SZ: The book is dedicated to Northern Ontario. Is the
book a response in any way to Chris Dewdney’s A Natural History of
Southwestern Ontario?
An astute observation and a great question; no, it’s
not a response. A Natural History is a neat text, though, and
I’d encourage others to read it.
I had initially intended to dedicate the book to
"dads who raised bees," but felt this was included in the more
general dedication to Northern Ontario.
I dedicated Wide slumber to Northern Ontario for
a variety of reasons. First, Matt and I are both from the Algoma
District, and I thought an introduction that would mean something to us
both made sense. Second, many of the poems in the text come from
locations in Northern Ontario. As I wrote it, I imagined the poem in the
first segment (O: insomnia, egg) set in a field near the rural
intersection of HWY 638 and Gordon Lake Road. A poem in the third
section (~: NREM, larva) is partially an homage to a tragedy that
occurred in the small mountains north of Sault Ste. Marie. And last, my
writing is largely concerned with physical space and environment, so
dedicating the book to a place rather than a person struck me as
appropriate.
SZ: Wide slumber is ambitious in integrating so
many genres, and yet it does so with such aplomb. It is a very
accomplished first book. You manage to combine lyric-- lines like
"night gapes its mouth a swamp milkweed opened" --with visual
and sonic explorations that stretch semantic limits. You "pin words
near vowels" and let the reader "watch text uncurl dusk,"
and the result, for this reader, is a "Spiral flight" full of
"feverwind" . How would you define your aesthetics? Would you
call yourself a post-Language poet? A pataphysician exploring the
gendered hegemony of language? Or do you see yourself more simply, as a
poet exploring the generative aspects of literary constraint?
Aha, a question of classification! Kate Eichhorn
recently asked me about classification in Wide slumber, so it’s
intriguing to have this extended to a personal description of my arts
practice.
Wide slumber is concerned, largely, with
classification -- lepidopterae taxonomnies and the necessary categorical
fucntions the brain undertakes while asleep to process information
gathered while awake. While classification can be a necessary and useful
activity, I’ve been troubled by the occasional misuse of
classification as a mode of owning via naming-- the discoverer’s
plant-the-flag tendency.
Your offered description are quite gorgeous, curious,
and I’d love to chat with you about them individually and in-depth.
That said, I’m occasionally leary of affixing a label to what I do.

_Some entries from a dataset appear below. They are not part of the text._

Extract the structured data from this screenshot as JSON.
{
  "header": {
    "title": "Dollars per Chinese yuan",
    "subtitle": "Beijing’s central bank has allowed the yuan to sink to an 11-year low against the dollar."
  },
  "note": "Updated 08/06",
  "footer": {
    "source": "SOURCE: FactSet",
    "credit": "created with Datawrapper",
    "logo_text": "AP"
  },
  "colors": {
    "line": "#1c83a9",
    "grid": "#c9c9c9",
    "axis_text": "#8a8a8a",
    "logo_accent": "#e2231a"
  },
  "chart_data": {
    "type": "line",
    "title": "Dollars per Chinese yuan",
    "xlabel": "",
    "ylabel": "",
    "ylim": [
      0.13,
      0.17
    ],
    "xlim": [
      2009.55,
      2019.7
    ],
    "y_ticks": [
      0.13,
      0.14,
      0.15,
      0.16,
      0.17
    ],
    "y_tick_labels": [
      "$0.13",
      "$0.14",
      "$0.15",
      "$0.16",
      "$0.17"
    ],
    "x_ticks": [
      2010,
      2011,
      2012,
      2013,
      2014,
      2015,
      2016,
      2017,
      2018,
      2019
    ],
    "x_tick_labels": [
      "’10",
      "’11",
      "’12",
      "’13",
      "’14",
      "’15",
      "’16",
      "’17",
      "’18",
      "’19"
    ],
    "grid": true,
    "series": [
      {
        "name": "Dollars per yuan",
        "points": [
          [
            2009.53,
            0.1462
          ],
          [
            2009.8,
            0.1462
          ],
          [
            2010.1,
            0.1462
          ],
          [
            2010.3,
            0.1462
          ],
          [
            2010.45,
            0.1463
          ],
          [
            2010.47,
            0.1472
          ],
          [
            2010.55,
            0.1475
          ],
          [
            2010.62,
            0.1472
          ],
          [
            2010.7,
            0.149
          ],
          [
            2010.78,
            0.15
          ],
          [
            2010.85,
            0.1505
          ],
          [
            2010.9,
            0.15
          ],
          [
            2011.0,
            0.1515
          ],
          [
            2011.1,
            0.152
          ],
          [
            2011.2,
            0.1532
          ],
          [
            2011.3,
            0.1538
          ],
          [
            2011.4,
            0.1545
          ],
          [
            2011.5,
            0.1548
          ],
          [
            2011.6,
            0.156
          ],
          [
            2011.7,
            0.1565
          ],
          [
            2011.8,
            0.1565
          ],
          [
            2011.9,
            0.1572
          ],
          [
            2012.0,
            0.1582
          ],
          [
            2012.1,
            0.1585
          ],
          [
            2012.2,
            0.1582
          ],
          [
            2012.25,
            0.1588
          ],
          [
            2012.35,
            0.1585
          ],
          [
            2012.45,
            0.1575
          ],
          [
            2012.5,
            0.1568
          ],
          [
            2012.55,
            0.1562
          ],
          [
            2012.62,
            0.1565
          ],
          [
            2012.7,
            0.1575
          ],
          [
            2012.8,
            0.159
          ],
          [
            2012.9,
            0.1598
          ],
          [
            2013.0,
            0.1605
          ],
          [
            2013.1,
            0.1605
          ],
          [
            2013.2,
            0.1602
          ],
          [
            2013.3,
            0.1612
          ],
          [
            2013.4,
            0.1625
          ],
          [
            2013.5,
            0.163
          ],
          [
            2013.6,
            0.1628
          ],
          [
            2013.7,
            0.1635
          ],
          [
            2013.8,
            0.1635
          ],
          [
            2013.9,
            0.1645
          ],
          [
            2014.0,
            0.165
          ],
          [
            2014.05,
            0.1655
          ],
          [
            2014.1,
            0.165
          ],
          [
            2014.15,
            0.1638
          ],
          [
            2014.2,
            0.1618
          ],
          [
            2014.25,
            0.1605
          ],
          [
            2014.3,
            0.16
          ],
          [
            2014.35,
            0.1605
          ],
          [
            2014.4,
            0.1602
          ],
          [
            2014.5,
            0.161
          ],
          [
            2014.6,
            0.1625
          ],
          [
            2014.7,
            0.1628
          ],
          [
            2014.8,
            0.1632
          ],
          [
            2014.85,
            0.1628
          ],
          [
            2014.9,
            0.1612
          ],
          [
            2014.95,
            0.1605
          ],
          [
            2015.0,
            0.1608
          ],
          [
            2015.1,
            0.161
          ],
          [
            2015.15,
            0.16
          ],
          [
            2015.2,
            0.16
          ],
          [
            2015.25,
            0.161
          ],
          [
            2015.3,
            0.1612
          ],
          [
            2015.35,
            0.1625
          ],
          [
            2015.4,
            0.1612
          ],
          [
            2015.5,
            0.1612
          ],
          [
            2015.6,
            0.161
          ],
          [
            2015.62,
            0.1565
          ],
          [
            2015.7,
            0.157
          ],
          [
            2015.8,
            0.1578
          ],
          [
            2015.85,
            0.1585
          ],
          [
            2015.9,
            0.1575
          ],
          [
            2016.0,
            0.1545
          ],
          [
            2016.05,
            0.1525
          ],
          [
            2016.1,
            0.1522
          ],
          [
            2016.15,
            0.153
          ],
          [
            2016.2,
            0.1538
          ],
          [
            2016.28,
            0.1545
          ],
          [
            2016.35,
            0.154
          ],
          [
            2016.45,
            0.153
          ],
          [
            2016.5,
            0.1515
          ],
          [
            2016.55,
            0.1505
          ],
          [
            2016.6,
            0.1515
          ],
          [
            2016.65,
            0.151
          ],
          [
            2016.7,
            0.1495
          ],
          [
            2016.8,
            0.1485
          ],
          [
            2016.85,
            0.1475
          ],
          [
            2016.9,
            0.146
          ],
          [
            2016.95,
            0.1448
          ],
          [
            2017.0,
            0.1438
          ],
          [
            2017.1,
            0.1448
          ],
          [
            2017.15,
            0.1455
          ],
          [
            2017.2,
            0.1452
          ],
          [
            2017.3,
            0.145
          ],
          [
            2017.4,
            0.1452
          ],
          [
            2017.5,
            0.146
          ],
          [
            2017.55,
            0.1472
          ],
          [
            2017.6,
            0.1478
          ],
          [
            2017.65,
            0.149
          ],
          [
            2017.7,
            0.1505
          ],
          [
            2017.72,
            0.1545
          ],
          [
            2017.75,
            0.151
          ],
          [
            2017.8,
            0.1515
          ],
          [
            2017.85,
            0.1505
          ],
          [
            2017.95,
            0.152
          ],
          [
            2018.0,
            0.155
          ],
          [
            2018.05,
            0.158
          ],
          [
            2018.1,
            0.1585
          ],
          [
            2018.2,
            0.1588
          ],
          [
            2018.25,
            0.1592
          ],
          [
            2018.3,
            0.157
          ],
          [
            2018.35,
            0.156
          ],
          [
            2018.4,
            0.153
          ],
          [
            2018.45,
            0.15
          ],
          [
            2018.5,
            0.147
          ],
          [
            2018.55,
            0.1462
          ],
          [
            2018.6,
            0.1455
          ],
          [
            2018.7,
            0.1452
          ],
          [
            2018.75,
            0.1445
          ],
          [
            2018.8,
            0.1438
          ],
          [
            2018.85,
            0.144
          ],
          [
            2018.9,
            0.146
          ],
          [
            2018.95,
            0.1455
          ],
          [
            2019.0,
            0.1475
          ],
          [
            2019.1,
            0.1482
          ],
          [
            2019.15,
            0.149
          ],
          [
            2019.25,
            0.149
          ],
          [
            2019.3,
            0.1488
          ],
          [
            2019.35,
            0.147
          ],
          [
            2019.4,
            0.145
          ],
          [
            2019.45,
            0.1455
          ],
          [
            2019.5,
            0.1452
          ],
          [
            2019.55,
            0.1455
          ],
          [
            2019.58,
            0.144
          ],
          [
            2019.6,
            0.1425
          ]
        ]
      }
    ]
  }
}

Poet? Okay. Interdisciplinary artist? Sure. Mostly likely, I’d say I
explore sound, text, and movement. How do you describe yourself?
SZ: To me, you are very much a dancer in the pages of Wide
slumber. Your words, en tournant, glide, and pirouette in and around
themselves with an ease and agility that belies your own background in
dance. You seem, in these pages, to have "a habit of holding/
shoulder blades/ as wings/ when at rest"—always on the verge
movement. How much do you think that your aesthetic is informed by your
work in the performative arts, by theatre and dance? How does the
physicality of that enable you to embody and eroticize your poems?
AR: I’m interested in investigating the visual, aural,
and kinetic properties and possibilities of language. From the shapes
and sounds of letters to our bodies’ physical responses to text (eyes
moving across the page, mouthing words as we read, nodding or shaking
our heads, tracing text with fingers, etc.), it’s my intention, my
pursuit, my hope to consider text holistically. In my work, I pay
attention to a text’s sensual materiality, compose with the entire
field of the page in mind, and am aware of the structure of the poem and
how the material qualities of language create and inform the poem.
That’s a long way of answering your question. In
short, I think my textual concerns are greatly informed by my work in
other disciplines. And by spinach. Yes, aesthetic is greatly influenced
by spinach. On soba noodles, with olive oil and feta. Yum.